• Sonuç bulunamadı

2. BÖLÜM:

3.4. EXORCIST: THE BEGINNING (2004)

“Tanrı bugün burada değil”

EXORCIST: THE BEGINNING Filmin Künyesi

Yönetmen :Renny Harlin

Senaryo :William Wisher ve Caleb Carr

Oyuncular :Stellan Skarsgard, James D’arcy ve Izabella Scorupco Yapımcı :James G. Robinson

G. Yönetmeni :Vittorio Storano

Müzik :Trevor Rabin

Filmin Türü :Korku, Gerilim

Orijinal Adı : Exorcist: The Beginning Yapımcı Firma : Morgan Greek

Yapım Yılı :2004

Yapım Ülkesi :ABD Orijinal Dili :İngilizce Filmin Süresi :109 dakika

3.4.1. Filmin Konusu ve Genel Bakış

Film, temelde 1973 yılında çevrilen Şeytan filminin başlangıcı olarak kurgulanmıştır. Buna göre, Peder Merrin İkinci Dünya Savaşı’nda yaşadıklarından sonra, peder olmayı bırakmış ve gördüğü anılardan kurtulabilmek için Afrika’ya gelmiştir. Bir gün burada kendisini bulan İngiliz bir koleksiyoncu, Kahire’de bir kazı yapıldığını ve küçük bir heykelcik ile ilgilendiklerini söyler. Peder ilk başta kabul etmek istemede de sonradan ikna olur ve kazı çalışmalarında katılır.

Filmin anlatısında göre, bundan tam 1500 yıl önce şeytanın izini süren iki rahip önderliğindeki bir ordu, şeytan tarafından bozguna uğratılmıştır. Bu katliamdan sağ olarak kurtulan rahip, oraya bir kilise yapılmasını ve toprağın altına gömülmesini ister. Böylelikle şeytanı oraya hapsedecektir. Ancak kazı çalışmaları ile kilise ve kilisenin altındaki şeytansı güç ortaya çıkar ve kazı çalışmalarına yardım eden insanları öldürür.

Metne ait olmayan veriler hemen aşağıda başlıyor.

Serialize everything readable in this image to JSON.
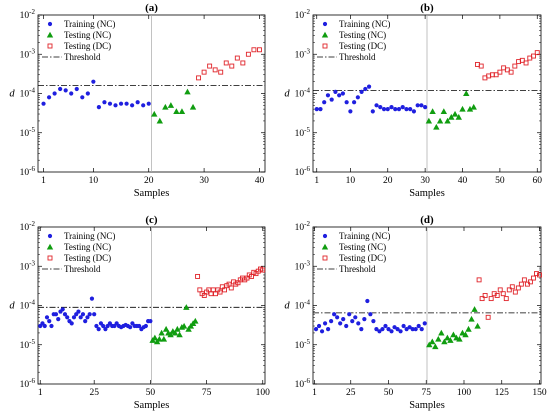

İnancını kaybetmiş olan peder, bu olaylar karşısında kayıtsız kalamaz. Olayları her ne kadar bilim ile açıklamaya çalışsa da, bilim yetersiz kalmaktadır. Savaşta kurtaramadığı küçük kız çocuğunun yerine geçen bir çocuğu ve içine şeytan girmiş olan bir kadını kurtararak hem kendi inancını sağlamalaştırmış, hem de olayları din ile çözerek seyircinin de dini duygularına hitap etmiş olur.

Sonunda, Pederin yardımı ile insanlık şeytandan kurtarılmış olur. Kilise tekrar kumlar içine gömülmüştür ve Merrin yeniden dinine bağlı, inançlı bir peder olmuştur.

Kaya Özkaracalar, Stigmata filmini The Exorcist filminin antitezi olarak değerlendirmektedir.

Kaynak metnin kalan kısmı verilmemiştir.